When running OpenHands, you’ll need to set the following in the OpenHands UI through the Settings under the LLM tab:
  • LLM Provider to Gemini
  • LLM Model to the model you will be using. If the model is not in the list, enable Advanced options, and enter it in Custom Model (e.g. gemini/<model-name> like gemini/gemini-2.0-flash).
  • API Key to your Gemini API key

VertexAI - Google Cloud Platform Configs

To use Vertex AI through Google Cloud Platform when running OpenHands, you’ll need to set the following environment variables using -e in the docker run command:
GOOGLE_APPLICATION_CREDENTIALS="<json-dump-of-gcp-service-account-json>"
VERTEXAI_PROJECT="<your-gcp-project-id>"
VERTEXAI_LOCATION="<your-gcp-location>"
Then set the following in the OpenHands UI through the Settings under the LLM tab:
  • LLM Provider to VertexAI
  • LLM Model to the model you will be using. If the model is not in the list, enable Advanced options, and enter it in Custom Model (e.g. vertex_ai/<model-name>).

Vertex AI Dependencies

The vertex_ai/* models (including Gemini and Claude via Vertex AI) require the google-cloud-aiplatform package, which is not included by default in the published agent-server image. How you enable it depends on your deployment:
Unlike AWS Bedrock (whose boto3 dependency is bundled by default), Vertex AI support is opt-in. If you skip this step, you will see a ModuleNotFoundError: No module named ‘vertexai’ error when the agent tries to call a Vertex AI model.

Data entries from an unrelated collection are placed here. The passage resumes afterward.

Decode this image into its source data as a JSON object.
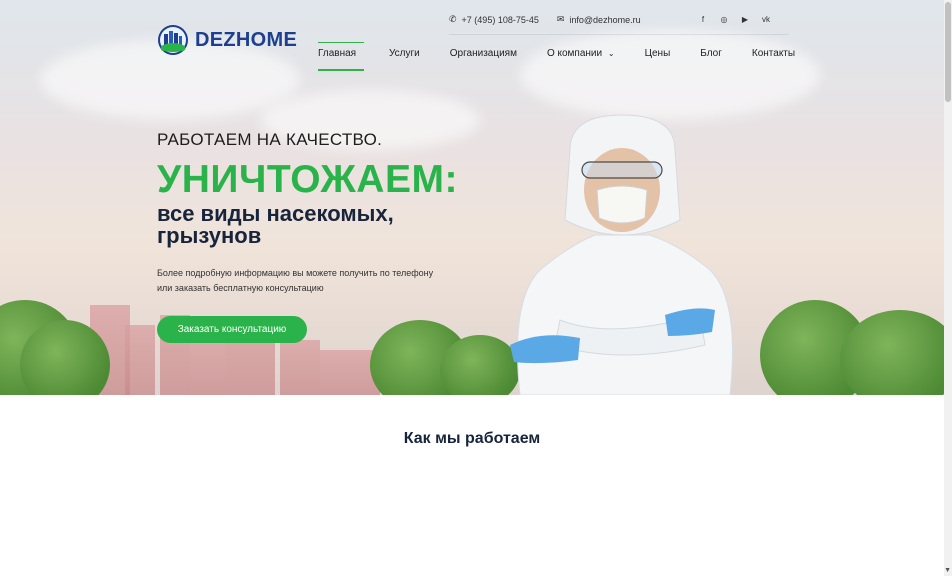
{
  "brand": {
    "name": "DEZHOME"
  },
  "contacts": {
    "phone": "+7 (495) 108-75-45",
    "email": "info@dezhome.ru"
  },
  "socials": [
    {
      "icon": "facebook-icon",
      "glyph": "f"
    },
    {
      "icon": "instagram-icon",
      "glyph": "◎"
    },
    {
      "icon": "youtube-icon",
      "glyph": "▶"
    },
    {
      "icon": "vk-icon",
      "glyph": "vk"
    }
  ],
  "nav": {
    "items": [
      {
        "label": "Главная",
        "active": true
      },
      {
        "label": "Услуги"
      },
      {
        "label": "Организациям"
      },
      {
        "label": "О компании",
        "dropdown": true
      },
      {
        "label": "Цены"
      },
      {
        "label": "Блог"
      },
      {
        "label": "Контакты"
      }
    ]
  },
  "hero": {
    "tagline": "РАБОТАЕМ НА КАЧЕСТВО.",
    "headline": "УНИЧТОЖАЕМ:",
    "subhead": "все виды насекомых, грызунов",
    "description": "Более подробную информацию вы можете получить по телефону или заказать бесплатную консультацию",
    "cta": "Заказать консультацию"
  },
  "section": {
    "title": "Как мы работаем"
  },
  "colors": {
    "accent": "#2bb34b",
    "dark": "#17243b",
    "brand": "#1e3f8f"
  }
}
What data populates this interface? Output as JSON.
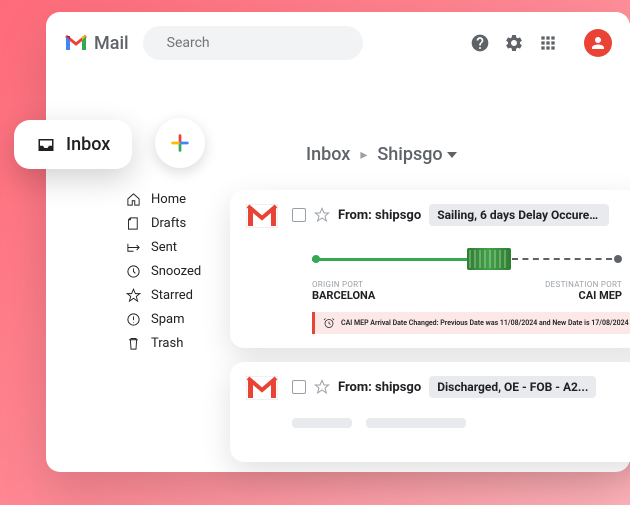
{
  "header": {
    "app_name": "Mail",
    "search_placeholder": "Search"
  },
  "inbox_pill": {
    "label": "Inbox"
  },
  "breadcrumb": {
    "root": "Inbox",
    "current": "Shipsgo"
  },
  "sidebar": {
    "items": [
      {
        "label": "Home"
      },
      {
        "label": "Drafts"
      },
      {
        "label": "Sent"
      },
      {
        "label": "Snoozed"
      },
      {
        "label": "Starred"
      },
      {
        "label": "Spam"
      },
      {
        "label": "Trash"
      }
    ]
  },
  "emails": [
    {
      "from_prefix": "From: ",
      "from": "shipsgo",
      "subject": "Sailing, 6 days Delay Occured...",
      "origin_label": "ORIGIN PORT",
      "origin_port": "BARCELONA",
      "dest_label": "DESTINATION PORT",
      "dest_port": "CAI MEP",
      "alert": "CAI MEP Arrival Date Changed: Previous Date was 11/08/2024 and New Date is 17/08/2024"
    },
    {
      "from_prefix": "From: ",
      "from": "shipsgo",
      "subject": "Discharged, OE - FOB - A2..."
    }
  ]
}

Local / Non-Docker Install

Install the vertex extra in your Python environment:
pip install "openhands-sdk[vertex]"
# or, with uv (works in any Python environment):
uv pip install "openhands-sdk[vertex]"

Custom Agent-Server Image

Build the image with the ENABLE_VERTEX build flag (the Dockerfile is in the software-agent-sdk repo; run from the repo root):
docker build \
    --build-arg ENABLE_VERTEX=1 \
    -t my-agent-server:vertex \
    -f openhands-agent-server/openhands/agent_server/docker/Dockerfile \
    .
Then point OpenHands at your custom image via the AGENT_SERVER_IMAGE_REPOSITORY and AGENT_SERVER_IMAGE_TAG environment variables (see the Custom Sandbox Guide for details).

OpenHands Enterprise (Replicated / Kubernetes)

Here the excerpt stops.